Sebagai bagian dari civitas akademika, mahasiswa tidak hanya dituntut memiliki intelektual secara akademis namun juga pemikiran dan wawasan luas agar bisa menjawab permasalahan yang terjadi di setiap bagian negeri ini. Menghadapi berbagai tantangan dan dinamika yang terjadi saat ini, dibutuhkan sosok mahasiswa berkarakter dinamis dalam mewujudkan agent of change dan social control.
Mahasiswa sebagai social control diharapkan memiliki sikap kritis dengan berbagai perubahan yang ada untuk kepentingan dirinya dan masyarakat. Berpikir kritis pada dasarnya tidak harus dituangkan dalam dalam tulisan, namun juga bisa aksi nyata di lapangan.
Berangkat dari tantangan dan tuntutan tersebut, Prof Ozowa dari Ehime University membentuk sebuah komunitas yang menghubungkan masing-masing tiga universitas di Jepang dan Indonesia bernama SUIJI (Six University Indonesia Japan Initiativ).

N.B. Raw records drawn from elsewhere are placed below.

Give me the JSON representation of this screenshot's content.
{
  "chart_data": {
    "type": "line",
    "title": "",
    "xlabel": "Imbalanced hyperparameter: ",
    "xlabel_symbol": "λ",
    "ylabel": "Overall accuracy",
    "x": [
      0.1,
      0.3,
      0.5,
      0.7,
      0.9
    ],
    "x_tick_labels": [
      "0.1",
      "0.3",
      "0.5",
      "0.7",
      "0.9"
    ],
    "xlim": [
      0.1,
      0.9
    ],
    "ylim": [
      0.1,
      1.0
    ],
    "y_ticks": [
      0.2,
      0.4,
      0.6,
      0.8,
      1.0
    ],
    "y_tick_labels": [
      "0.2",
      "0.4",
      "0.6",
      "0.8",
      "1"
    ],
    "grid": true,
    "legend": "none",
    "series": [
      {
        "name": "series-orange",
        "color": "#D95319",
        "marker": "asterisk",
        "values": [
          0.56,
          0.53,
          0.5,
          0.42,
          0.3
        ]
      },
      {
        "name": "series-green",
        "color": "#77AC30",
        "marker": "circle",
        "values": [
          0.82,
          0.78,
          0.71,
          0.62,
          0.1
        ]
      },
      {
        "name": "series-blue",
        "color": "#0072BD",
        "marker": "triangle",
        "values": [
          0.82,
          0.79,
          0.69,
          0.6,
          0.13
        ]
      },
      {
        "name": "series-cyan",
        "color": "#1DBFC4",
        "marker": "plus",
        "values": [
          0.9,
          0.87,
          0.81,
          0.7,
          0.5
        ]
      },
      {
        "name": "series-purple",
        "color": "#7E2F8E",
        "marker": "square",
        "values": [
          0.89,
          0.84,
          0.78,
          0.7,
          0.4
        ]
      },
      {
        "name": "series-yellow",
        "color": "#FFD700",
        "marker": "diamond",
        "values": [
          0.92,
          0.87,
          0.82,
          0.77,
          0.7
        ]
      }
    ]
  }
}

SUIJI merupakan konsorsium antara tiga perguruan tinggi di Jepang (Ehime University, Kagawa University, dan Kochi University) dan tiga perguruan tinggi di Indonesia (Institut Pertanian Bogor (IPB), Universitas Gadjah Mada (UGM) dan Universitas Hasanudin (Unhas).
Komunitas yang dibentuk sejak 2010 silam ini berfokus pada kegiatan pembinaan kerja sama dan pelatihan kepemimpinan bagi mahasiswa bidang agrokompleks. Koordinator SUIJI Unhas, Prof Dorothea Agnes Rampisela mengatakan, mahasiswa yang disasar hanya mereka yang berasal dari bidang agrokompleks mengingat masih rendahnya kualitas SDM.

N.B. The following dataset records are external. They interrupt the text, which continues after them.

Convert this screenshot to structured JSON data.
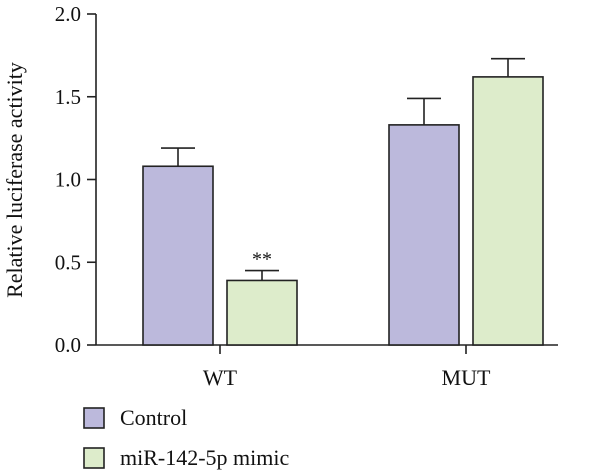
{
  "chart_data": {
    "type": "bar",
    "title": "",
    "xlabel": "",
    "ylabel": "Relative luciferase activity",
    "ylim": [
      0,
      2.0
    ],
    "yticks": [
      "0.0",
      "0.5",
      "1.0",
      "1.5",
      "2.0"
    ],
    "categories": [
      "WT",
      "MUT"
    ],
    "series": [
      {
        "name": "Control",
        "color": "#bcb9dc",
        "values": [
          1.08,
          1.33
        ],
        "errors": [
          0.11,
          0.16
        ]
      },
      {
        "name": "miR-142-5p mimic",
        "color": "#ddeccb",
        "values": [
          0.39,
          1.62
        ],
        "errors": [
          0.06,
          0.11
        ]
      }
    ],
    "annotations": [
      {
        "text": "**",
        "category": "WT",
        "series": "miR-142-5p mimic"
      }
    ],
    "legend": "bottom-left",
    "grid": false
  }
}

“Makanya kita ingin memperlihatkan bahwa agrokompleks itu masih punya banyak kesempatan baru. Karena yang di sana (Jepang) juga yang terima dosen pertanian, mahasiswanya juga pertanian, meski ada beberapa dari jurusan pembangunan desa,” tuturnya, Kamis (15/6).

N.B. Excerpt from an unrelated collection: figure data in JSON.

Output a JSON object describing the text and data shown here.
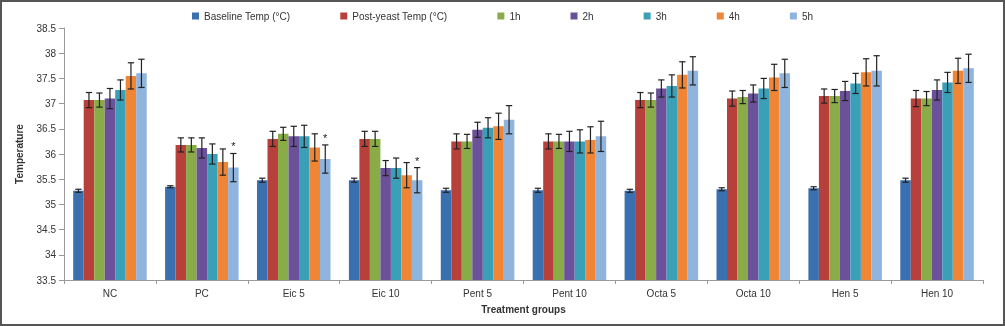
{
  "chart_data": {
    "type": "bar",
    "xlabel": "Treatment groups",
    "ylabel": "Temperature",
    "categories": [
      "NC",
      "PC",
      "Eic 5",
      "Eic 10",
      "Pent 5",
      "Pent 10",
      "Octa 5",
      "Octa 10",
      "Hen 5",
      "Hen 10"
    ],
    "series": [
      {
        "name": "Baseline Temp (°C)",
        "color": "#3a6fb0",
        "values": [
          35.27,
          35.35,
          35.48,
          35.48,
          35.28,
          35.28,
          35.27,
          35.3,
          35.32,
          35.48
        ],
        "errors": [
          0.03,
          0.02,
          0.04,
          0.04,
          0.04,
          0.04,
          0.03,
          0.03,
          0.03,
          0.04
        ]
      },
      {
        "name": "Post-yeast Temp (°C)",
        "color": "#b8403b",
        "values": [
          37.07,
          36.18,
          36.3,
          36.3,
          36.25,
          36.25,
          37.07,
          37.1,
          37.15,
          37.1
        ],
        "errors": [
          0.15,
          0.14,
          0.15,
          0.15,
          0.15,
          0.15,
          0.15,
          0.15,
          0.14,
          0.16
        ]
      },
      {
        "name": "1h",
        "color": "#8aac48",
        "values": [
          37.07,
          36.18,
          36.4,
          36.3,
          36.25,
          36.25,
          37.07,
          37.13,
          37.15,
          37.1
        ],
        "errors": [
          0.14,
          0.14,
          0.13,
          0.15,
          0.14,
          0.14,
          0.14,
          0.13,
          0.13,
          0.14
        ]
      },
      {
        "name": "2h",
        "color": "#6a519a",
        "values": [
          37.1,
          36.12,
          36.35,
          35.72,
          36.48,
          36.25,
          37.3,
          37.2,
          37.25,
          37.27
        ],
        "errors": [
          0.2,
          0.2,
          0.2,
          0.15,
          0.15,
          0.2,
          0.17,
          0.17,
          0.19,
          0.2
        ]
      },
      {
        "name": "3h",
        "color": "#3aa0b8",
        "values": [
          37.27,
          36.0,
          36.35,
          35.72,
          36.52,
          36.25,
          37.35,
          37.3,
          37.4,
          37.42
        ],
        "errors": [
          0.2,
          0.2,
          0.22,
          0.2,
          0.2,
          0.23,
          0.22,
          0.2,
          0.2,
          0.2
        ]
      },
      {
        "name": "4h",
        "color": "#ef8535",
        "values": [
          37.55,
          35.84,
          36.13,
          35.58,
          36.55,
          36.28,
          37.57,
          37.52,
          37.62,
          37.65
        ],
        "errors": [
          0.26,
          0.26,
          0.27,
          0.25,
          0.26,
          0.26,
          0.26,
          0.26,
          0.27,
          0.25
        ]
      },
      {
        "name": "5h",
        "color": "#8fb4de",
        "values": [
          37.6,
          35.73,
          35.9,
          35.48,
          36.68,
          36.35,
          37.65,
          37.6,
          37.65,
          37.7
        ],
        "errors": [
          0.28,
          0.28,
          0.28,
          0.25,
          0.28,
          0.3,
          0.28,
          0.28,
          0.3,
          0.28
        ]
      }
    ],
    "ylim": [
      33.5,
      38.5
    ],
    "yticks": [
      33.5,
      34,
      34.5,
      35,
      35.5,
      36,
      36.5,
      37,
      37.5,
      38,
      38.5
    ],
    "grid": false,
    "legend": "top",
    "annotations": [
      {
        "text": "*",
        "x": "PC",
        "y": 36.04
      },
      {
        "text": "*",
        "x": "Eic 5",
        "y": 36.2
      },
      {
        "text": "*",
        "x": "Eic 10",
        "y": 35.75
      }
    ]
  }
}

Salah satu program menarik dari SUIJI yakni Service Learning Program. Dalam kegiatan ini, mahasiswa dari tiga perguruan tinggi negeri Indonesia (UGM, IPB, Unhas) melakukan pengabdian masyarakat di Jepang bersama mahasiswa Ehime, Kochi, dan Kagawa. Selama periode program, mereka membangun jejaring dan membantu memecahkan permasalahan pertanian yang ada pada tujuh desa di Jepang.
“Jadi mahasiswa di sana kami suruh mengidentifikasi masalah yang ada di sana, kemudian mereka harus membuat kerangka masalah dan memecahkan dalam bentuk kegiatan,” ungkap Agnes.
Tak hanya itu, mahasiswa Jepang juga berkunjung ke Indonesia dalam rangka memberikan kontribusi nyata bagi masyarakat. Dengan adanya kegiatan ini, mahasiswa diharapkan mampu menjadi pemecah masalah yang baik sekaligus mempelajari agroindustri di masing-masing negara.
Tidak banyak syarat yang harus dipenuhi untuk mendaftarkan diri pada komunitas ini. Bagi anda mahasiswa bidang agrokompleks cukup membekali diri dengan kemampuan Bahasa Inggris. Adapun kemampuan kerja sama, kemandirian, toleransi agama, kebangsaan, dan etnik jadi nilai tambahan.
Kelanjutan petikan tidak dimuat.